Annoncé malade, Cyrille Dubois tient le rôle-titre sans rien en laisser paraître (à part un aigu légèrement fatigué à la fin). Fléchi sur ses jambes dans un investissement total de son personnage (bien aidé en cela par son détachement de la partition), il dévoile sa voix claire et chaleureuse, impétueuse dans ses élans guerriers, ainsi que le phrasé précis et souple qui lui est si particulier. Déjà face à lui dans Les Horaces il y a deux ans, Jean-Sébastien Bou prend un plaisir manifeste à jouer le benêt et colérique Atar (il adopte d’ailleurs un air bougon dès qu’il est désigné tyran par la Nature). Très nuancé, il sait se faire mielleux (en voix mixte) pour séduire Astasie, jubilant lorsqu’il apprend les souffrances de Tarare, désespéré lorsque ses plans s’effondrent ou tonnant lorsque la colère le gagne. Son goût (et son talent) pour le théâtre s’observe à la manière dont il déguste chaque mot et s’épanouit dans l’outrance. Toujours, son timbre est lumineux et structuré.
Judith van Wanroij chante La Nature de sa voix tranchante au timbre pur et dur et au vibrato intense et rond. Son accent fleuri fait parfois regretter l’absence de surtitres, mais les intentions théâtrales la compensent : elle exprime avec espièglerie sa position de marionnettiste manipulant les humains. Plus tard, en coquette Spinetta, un sourire narquois illumine son visage et sa voix, exposant un talent comique certain. Bien-aimée de Tarare, Astasie est incarnée par Karine Deshayes dont le timbre profond et soyeux nourrit une voix douce dans le médium, mais tranchant dans l’aigu. Dans sa robe argentée brillant de mille feux, elle vit la musique aussi bien durant ses interventions que lorsqu’elle s’assied à jardin pour écouter ses collègues.

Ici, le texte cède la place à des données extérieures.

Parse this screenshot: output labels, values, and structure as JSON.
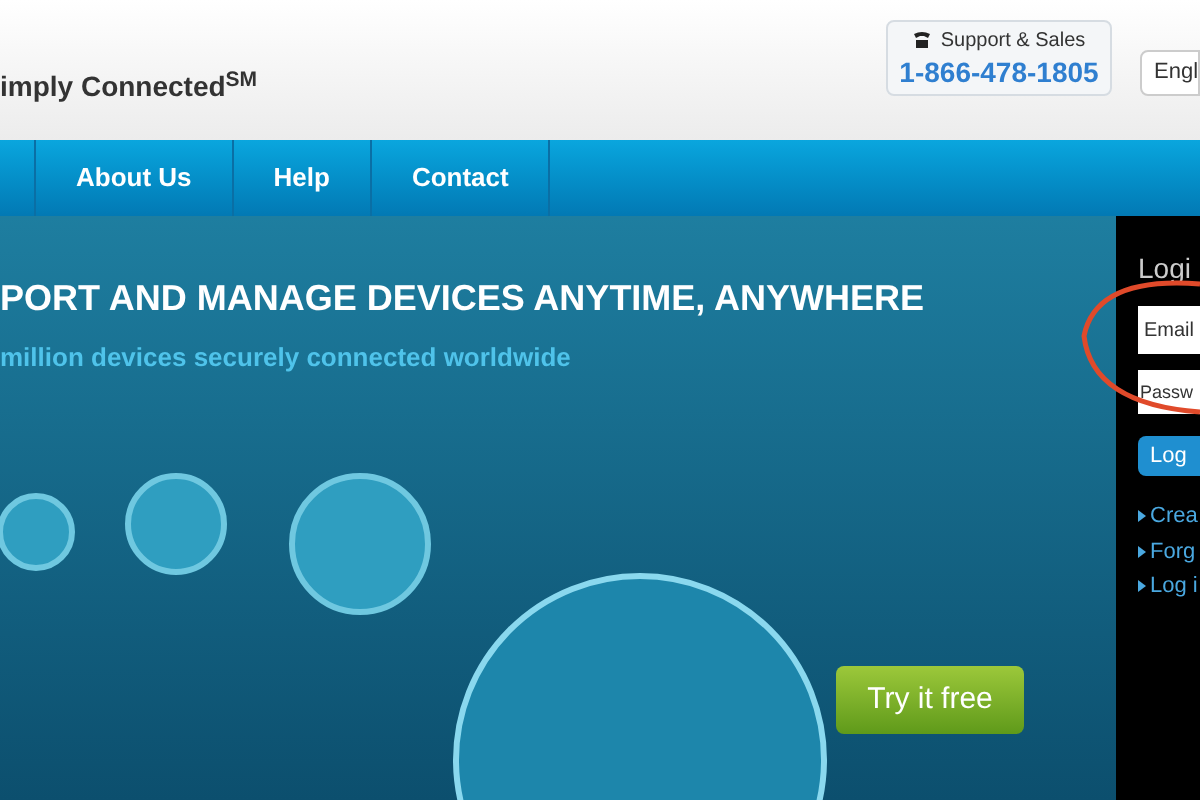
{
  "header": {
    "logo_text": "imply Connected$^{SM}$",
    "support": {
      "label": "Support & Sales",
      "phone": "1-866-478-1805"
    },
    "language": "Engl"
  },
  "nav": {
    "items": [
      {
        "label": "About Us"
      },
      {
        "label": "Help"
      },
      {
        "label": "Contact"
      }
    ]
  },
  "hero": {
    "title": "PORT AND MANAGE DEVICES ANYTIME, ANYWHERE",
    "subtitle": "million devices securely connected worldwide",
    "cta": "Try it free"
  },
  "login": {
    "title": "Logi",
    "email": {
      "placeholder": "Email"
    },
    "password": {
      "placeholder": "Passw"
    },
    "button": "Log",
    "links": [
      {
        "label": "Crea"
      },
      {
        "label": "Forg"
      },
      {
        "label": "Log i"
      }
    ]
  }
}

Enguerrand de Hys hérite du rôle de Calpigi, personnage d’intrigant si cher à Beaumarchais. S’il manque de malice dans son jeu pour exalter tout le potentiel comique de son personnage (bien qu’il décroche régulièrement les éclats de rire de Benoît Dratwicki, le Directeur artistique du CMBV qui coproduit le spectacle), il tient une voix légère au timbre riche et ensoleillé, légèrement pincée pour exprimer l’ironie. Bien que sa diction soit déjà impeccable, Tassis Christoyannis semble détaché dans le prologue en Génie du Feu, être des profondeurs dont les aigus vacillent, mais est bien plus investi (ce qui se ressent vocalement) en grand prêtre Arthénée. Son timbre est alors à la fois ténébreux et clair, son chant modulé et son souffle long.
Dans leurs divers rôles, Jérôme Boutillier et Philippe-Nicolas Martin ont chacun leur tour de force, un récit enflammé en Urson pour le premier et une provocation bravache en Altamort pour le second. Boutillier offre une voix bien couverte qui cisèle le récit du duel entre Tarare et Altamort d’une diction parfaitement compréhensible. Martin offre un timbre enveloppant et charpenté. Si sa projection manque d’éclat dans sa première intervention, il se montre bien plus autoritaire par la suite, affichant un port de voix d’une grande noblesse.
Le public d’abord timide (Christophe Rousset devant même faire la claque à la fin des premiers actes pour déclencher des applaudissements) voit son entrain grandir au fur et à mesure de la soirée jusqu’à des saluts enthousiastes.